>http://tentmaker.org/articles/The-Touchstoning_of_Americas_Heart.htm
...where one reads an unsurprising critique of the filth purveyed by Hollywood (with which some Z writers might be in partial agreement!), but also a critique of imperialism and greed and:
>What the United States of America needs right now is not to start
>another war, this one a "War on Terrorism." This is NOT a time to
>wave the nationalistic pride flag, especially for Christians who
>live in America. What it desperately needs first is a long, deep,
>reflective time to look at a side of itself that it has been
>unwilling to look at. This present time is no time to be dropping
>bombs on our perceived enemies - it is a time to rend our hearts -
>to turn within - and to wrestle with the American conscience. It is
>time for a wrestling match like Jacob had at Peniel.
...and...
>President George Bush may be "conservative," but he is NOT as
>"compassionate" as his public relations team paints him. George Bush
>is a Law-man, not a Love-man. He does not know the difference
>between the Law of the LIFE in Christ Jesus and the Law of Moses.

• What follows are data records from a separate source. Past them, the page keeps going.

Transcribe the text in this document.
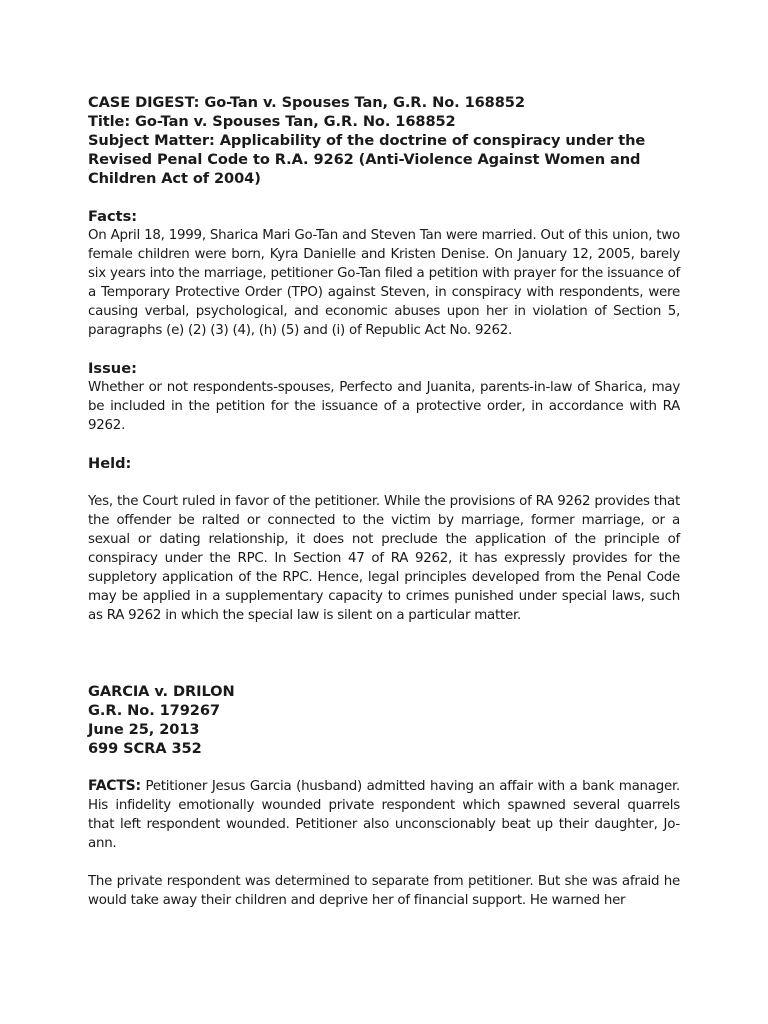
CASE DIGEST: Go-Tan v. Spouses Tan, G.R. No. 168852

Title: Go-Tan v. Spouses Tan, G.R. No. 168852

Subject Matter: Applicability of the doctrine of conspiracy under the Revised Penal Code to R.A. 9262 (Anti-Violence Against Women and Children Act of 2004)

Facts:

On April 18, 1999, Sharica Mari Go-Tan and Steven Tan were married. Out of this union, two female children were born, Kyra Danielle and Kristen Denise. On January 12, 2005, barely six years into the marriage, petitioner Go-Tan filed a petition with prayer for the issuance of a Temporary Protective Order (TPO) against Steven, in conspiracy with respondents, were causing verbal, psychological, and economic abuses upon her in violation of Section 5, paragraphs (e) (2) (3) (4), (h) (5) and (i) of Republic Act No. 9262.

Issue:

Whether or not respondents-spouses, Perfecto and Juanita, parents-in-law of Sharica, may be included in the petition for the issuance of a protective order, in accordance with RA 9262.

Held:

Yes, the Court ruled in favor of the petitioner. While the provisions of RA 9262 provides that the offender be ralted or connected to the victim by marriage, former marriage, or a sexual or dating relationship, it does not preclude the application of the principle of conspiracy under the RPC. In Section 47 of RA 9262, it has expressly provides for the suppletory application of the RPC. Hence, legal principles developed from the Penal Code may be applied in a supplementary capacity to crimes punished under special laws, such as RA 9262 in which the special law is silent on a particular matter.

GARCIA v. DRILON

G.R. No. 179267

June 25, 2013

699 SCRA 352

FACTS: Petitioner Jesus Garcia (husband) admitted having an affair with a bank manager. His infidelity emotionally wounded private respondent which spawned several quarrels that left respondent wounded. Petitioner also unconscionably beat up their daughter, Jo-ann.

The private respondent was determined to separate from petitioner. But she was afraid he would take away their children and deprive her of financial support. He warned her
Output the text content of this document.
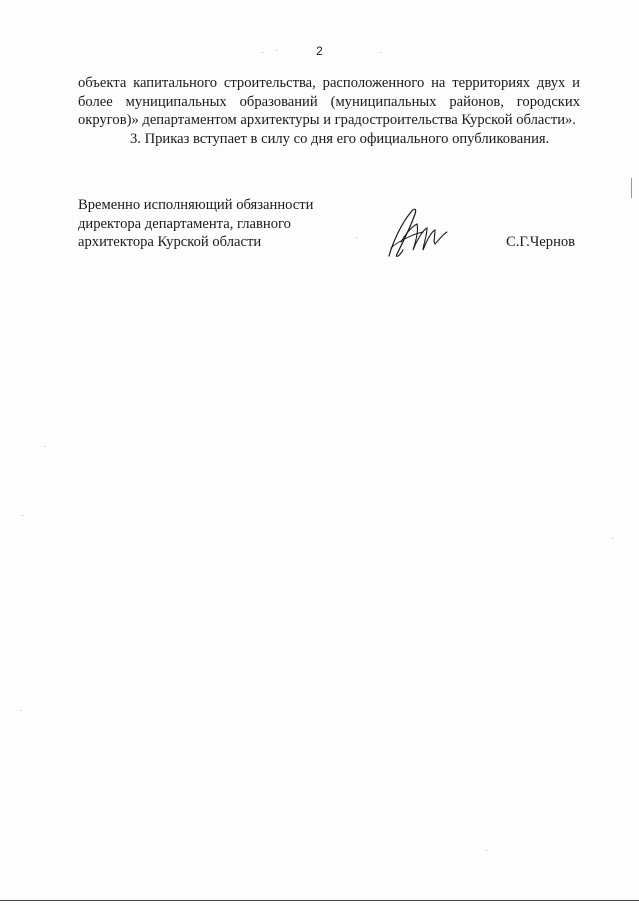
2

объекта капитального строительства, расположенного на территориях двух и более муниципальных образований (муниципальных районов, городских округов)» департаментом архитектуры и градостроительства Курской области».

3. Приказ вступает в силу со дня его официального опубликования.

Временно исполняющий обязанности
директора департамента, главного
архитектора Курской области	С.Г.Чернов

>The theology he has been taught has mixed them both together and the
>end result of such a mixture is death. His state, Texas, puts more
>prisoners to death than any state in America.
...and...
>The main reason so many millions of Christians are being deceived
>into following ways and people that bring destruction rather than
>the healing power of New Testament Christianity is because modern
>Western Christianity is a noxious mixture of Mosaic Law and a little
>bit of grace. Christians seem to be oblivious to the fact that James
>made it quite clear that anyone who attempted to keep a portion of
>the Mosaic Law was obligated to keep it all. And if one failed in a
>single point of that law, the penalty was DEATH. This is the reason
>why much of the church looks dead - that's because it IS dead,
>spiritually speaking.
The writer's prescription is reminiscent of, who was it, Alice Walker's maybe, widely mocked prescription that the response to 9/11 should have been love not vengeance.
So we have something a bit more complicated than standard issue Bible-thumping lunacy, and not the sort of armed millenarianism the Economist article was talking about. So what do you make of it, Chip? Is this kind of thinking widespread?